Io sono spaventato di tutti i miei tormenti, Io so che tu non mi reputerai innocente.
29 En wanneer ik dan toch schuldig moet zijn, Waarom doe ik mijn best, om niet?
Io sarò reo; Perchè adunque mi affaticherei in vano?
30 Al was ik mij nog zo schoon met sneeuw, En reinig mijn handen met zeep,
Quando io mi fossi lavato con acque di neve, E nettatomi le mani col sapone;
31 Toch ploft Gij mij neer in het vuil, Zodat mijn kleren van mij walgen.
Allora pure tu mi tufferesti in una fossa, E i miei vestimenti mi avrebbero in abbominio.
32 Neen, Gij zijt geen mens, zoals ik, dien ik ter verantwoording roep, Zodat wij te zamen voor de rechtbank verschijnen!

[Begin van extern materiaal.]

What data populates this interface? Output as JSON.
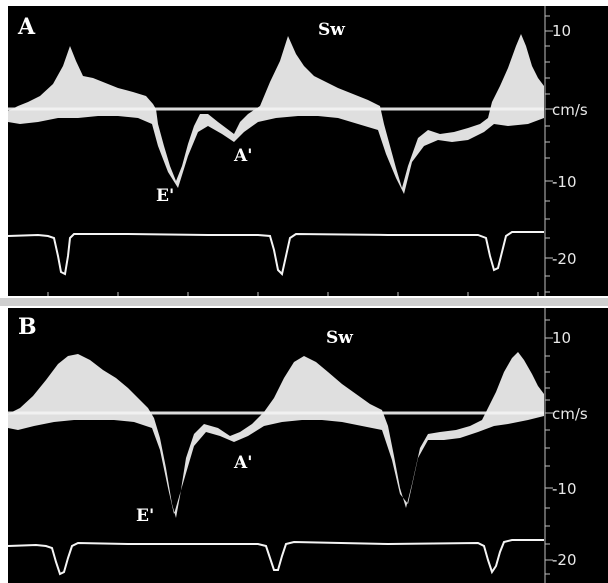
{
  "panels": [
    {
      "id": "A",
      "label": "A",
      "waves": {
        "sw": "Sw",
        "a_prime": "A'",
        "e_prime": "E'"
      },
      "axis_ticks": [
        "10",
        "cm/s",
        "-10",
        "-20"
      ]
    },
    {
      "id": "B",
      "label": "B",
      "waves": {
        "sw": "Sw",
        "a_prime": "A'",
        "e_prime": "E'"
      },
      "axis_ticks": [
        "10",
        "cm/s",
        "-10",
        "-20"
      ]
    }
  ],
  "colors": {
    "background": "#000000",
    "trace": "#ffffff",
    "divider": "#cfcfcf"
  }
}
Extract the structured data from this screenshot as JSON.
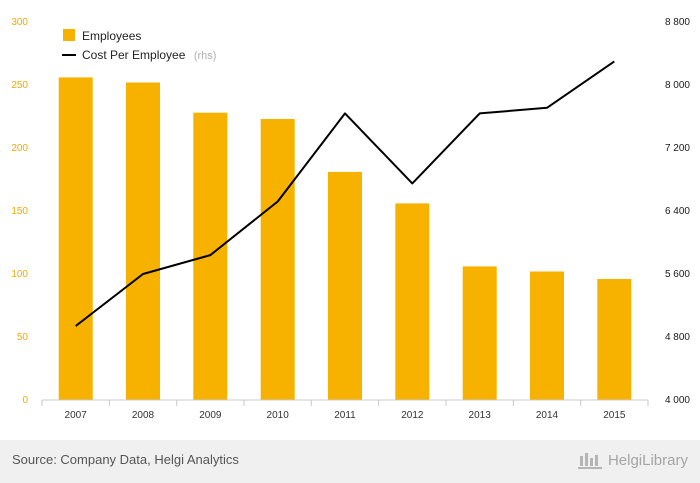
{
  "chart_data": {
    "type": "bar+line",
    "categories": [
      "2007",
      "2008",
      "2009",
      "2010",
      "2011",
      "2012",
      "2013",
      "2014",
      "2015"
    ],
    "series": [
      {
        "name": "Employees",
        "type": "bar",
        "axis": "left",
        "values": [
          256,
          252,
          228,
          223,
          181,
          156,
          106,
          102,
          96
        ]
      },
      {
        "name": "Cost Per Employee",
        "name_suffix": "(rhs)",
        "type": "line",
        "axis": "right",
        "values": [
          4940,
          5600,
          5840,
          6520,
          7640,
          6750,
          7640,
          7710,
          8300
        ]
      }
    ],
    "left_axis": {
      "ylim": [
        0,
        300
      ],
      "ticks": [
        "0",
        "50",
        "100",
        "150",
        "200",
        "250",
        "300"
      ]
    },
    "right_axis": {
      "ylim": [
        4000,
        8800
      ],
      "ticks": [
        "4 000",
        "4 800",
        "5 600",
        "6 400",
        "7 200",
        "8 000",
        "8 800"
      ]
    },
    "grid": false,
    "legend_position": "top-left",
    "colors": {
      "bar": "#f7b200",
      "line": "#000000",
      "left_tick": "#f2a900"
    }
  },
  "footer": {
    "source": "Source: Company Data, Helgi Analytics",
    "brand": "HelgiLibrary"
  }
}
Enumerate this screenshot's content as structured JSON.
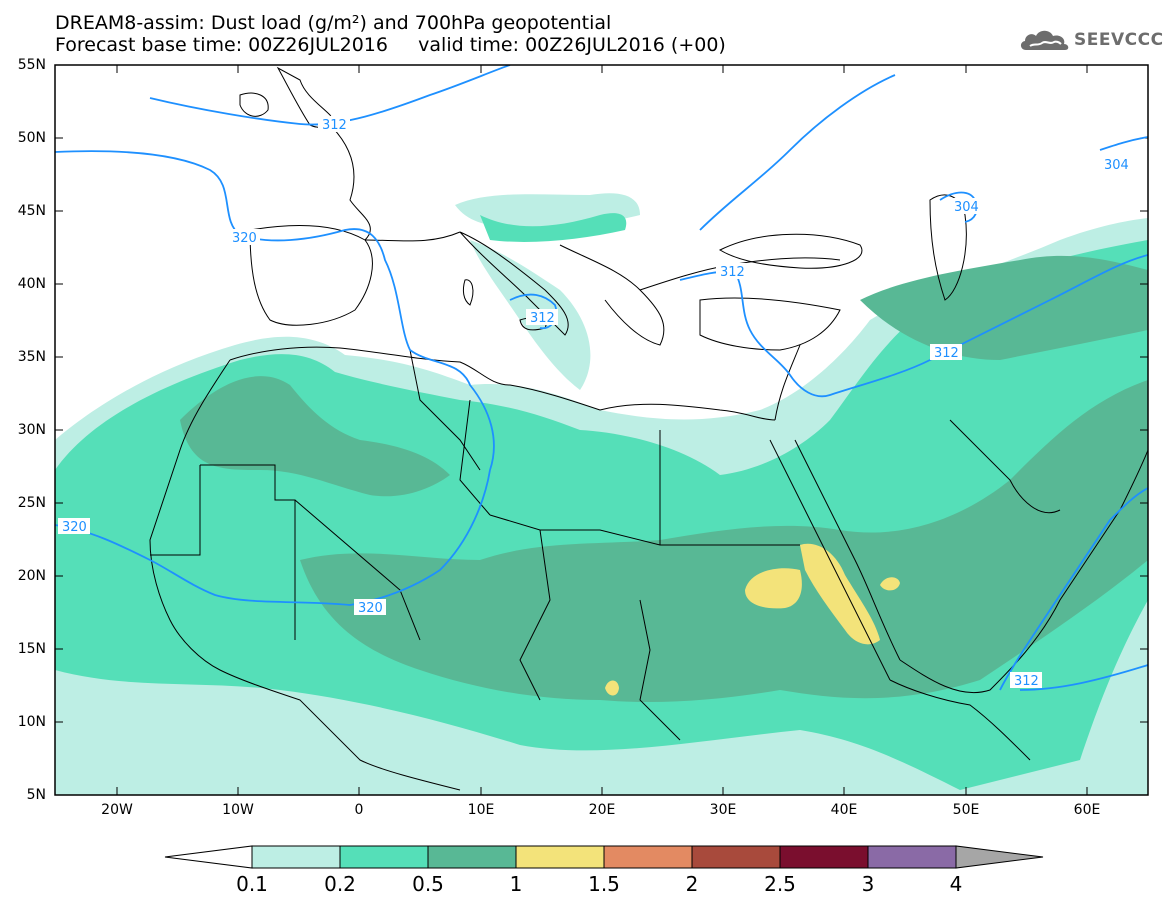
{
  "title": {
    "line1": "DREAM8-assim: Dust load (g/m²) and 700hPa geopotential",
    "line2": "Forecast base time: 00Z26JUL2016     valid time: 00Z26JUL2016 (+00)"
  },
  "logo": {
    "text": "SEEVCCC",
    "icon": "cloud-icon"
  },
  "map": {
    "lat_labels": [
      "55N",
      "50N",
      "45N",
      "40N",
      "35N",
      "30N",
      "25N",
      "20N",
      "15N",
      "10N",
      "5N"
    ],
    "lon_labels": [
      "20W",
      "10W",
      "0",
      "10E",
      "20E",
      "30E",
      "40E",
      "50E",
      "60E"
    ],
    "contour_labels": [
      "312",
      "320",
      "312",
      "312",
      "312",
      "304",
      "304",
      "320",
      "320",
      "312"
    ],
    "colors": {
      "land_background": "#ffffff",
      "contour_line": "#1e90ff",
      "coastline": "#000000"
    }
  },
  "colorbar": {
    "labels": [
      "0.1",
      "0.2",
      "0.5",
      "1",
      "1.5",
      "2",
      "2.5",
      "3",
      "4"
    ],
    "colors": [
      "#ffffff",
      "#bdeee4",
      "#55dfb8",
      "#58b895",
      "#f3e37a",
      "#e38a62",
      "#a84a3c",
      "#7a0e2e",
      "#8a6aa6",
      "#a6a6a6"
    ]
  }
}
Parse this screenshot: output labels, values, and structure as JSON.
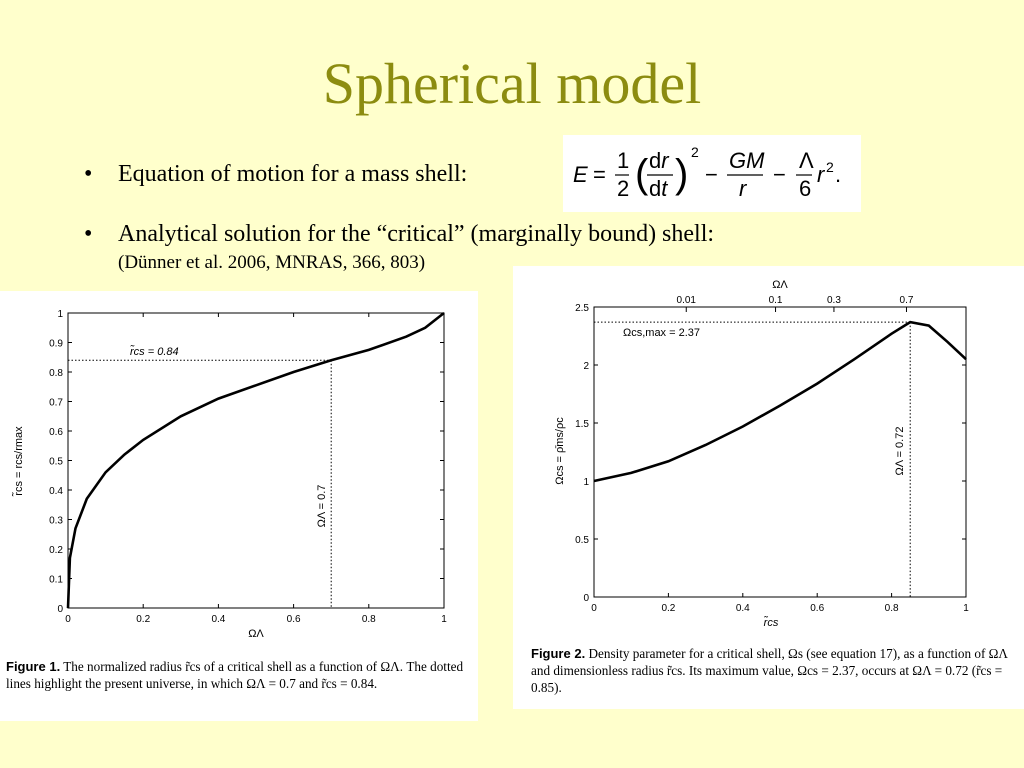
{
  "slide": {
    "title": "Spherical model",
    "bullets": [
      {
        "marker": "•",
        "text": "Equation of motion for a mass shell:"
      },
      {
        "marker": "•",
        "text": "Analytical solution for the “critical” (marginally bound) shell:"
      }
    ],
    "citation": "(Dünner et al. 2006, MNRAS, 366, 803)",
    "equation": "E = 1/2 (dr/dt)^2 − GM/r − Λ/6 r^2."
  },
  "figure1": {
    "caption_label": "Figure 1.",
    "caption_text": "The normalized radius r̃cs of a critical shell as a function of ΩΛ. The dotted lines highlight the present universe, in which ΩΛ = 0.7 and r̃cs = 0.84.",
    "annotations": [
      "r̃cs = 0.84",
      "ΩΛ = 0.7"
    ],
    "xlabel": "ΩΛ",
    "ylabel": "r̃cs = rcs/rmax",
    "xticks": [
      "0",
      "0.2",
      "0.4",
      "0.6",
      "0.8",
      "1"
    ],
    "yticks": [
      "0",
      "0.1",
      "0.2",
      "0.3",
      "0.4",
      "0.5",
      "0.6",
      "0.7",
      "0.8",
      "0.9",
      "1"
    ]
  },
  "figure2": {
    "caption_label": "Figure 2.",
    "caption_text": "Density parameter for a critical shell, Ωs (see equation 17), as a function of ΩΛ and dimensionless radius r̃cs. Its maximum value, Ωcs = 2.37, occurs at ΩΛ = 0.72 (r̃cs = 0.85).",
    "annotations": [
      "Ωcs,max = 2.37",
      "ΩΛ = 0.72"
    ],
    "xlabel": "r̃cs",
    "ylabel": "Ωcs = ρ̄ms/ρc",
    "top_axis_label": "ΩΛ",
    "xticks": [
      "0",
      "0.2",
      "0.4",
      "0.6",
      "0.8",
      "1"
    ],
    "yticks": [
      "0",
      "0.5",
      "1",
      "1.5",
      "2",
      "2.5"
    ],
    "top_ticks": [
      "0.01",
      "0.1",
      "0.3",
      "0.7"
    ]
  },
  "chart_data": [
    {
      "type": "line",
      "xlabel": "ΩΛ",
      "ylabel": "r̃cs = rcs/rmax",
      "xlim": [
        0,
        1
      ],
      "ylim": [
        0,
        1
      ],
      "x": [
        0,
        0.005,
        0.02,
        0.05,
        0.1,
        0.15,
        0.2,
        0.3,
        0.4,
        0.5,
        0.6,
        0.7,
        0.8,
        0.9,
        0.95,
        1.0
      ],
      "y": [
        0,
        0.17,
        0.27,
        0.37,
        0.46,
        0.52,
        0.57,
        0.65,
        0.71,
        0.755,
        0.8,
        0.84,
        0.875,
        0.92,
        0.95,
        1.0
      ],
      "grid": false
    },
    {
      "type": "line",
      "xlabel": "r̃cs",
      "ylabel": "Ωcs = ρ̄ms/ρc",
      "xlim": [
        0,
        1
      ],
      "ylim": [
        0,
        2.5
      ],
      "x": [
        0,
        0.1,
        0.2,
        0.3,
        0.4,
        0.5,
        0.6,
        0.7,
        0.8,
        0.85,
        0.9,
        0.95,
        1.0
      ],
      "y": [
        1.0,
        1.07,
        1.17,
        1.31,
        1.47,
        1.65,
        1.84,
        2.05,
        2.27,
        2.37,
        2.34,
        2.2,
        2.05
      ],
      "top_axis": {
        "label": "ΩΛ",
        "ticks": [
          0.01,
          0.1,
          0.3,
          0.7
        ],
        "positions_rcs": [
          0.248,
          0.488,
          0.645,
          0.84
        ]
      },
      "grid": false
    }
  ]
}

Perciocchè egli non [è] un uomo, come [son] io, [perchè] io gli risponda, [E perchè] noi veniamo insieme a giudicio.
33 Ach, mocht er een scheidsrechter tussen ons zijn, Die zijn hand op ons beiden kon leggen;
Ei non v'è niuno che possa dar sentenza fra noi, [Che] possa metter la mano sopra amendue noi.
34 Die Gods roede van mij weg zou nemen, Zodat de schrik voor Hem mij niet deerde:
[Ma] rimuova egli pur la sua verga d'addosso a me, E non mi conturbi il suo spavento.
35 Dan zou ik spreken zonder Hem te vrezen; Maar nu er geen is, neem ik het op voor mijzelf!
[Allora] io parlerò, e non avrò paura di lui; Perciocchè in questo stato io non [sono] in me stesso.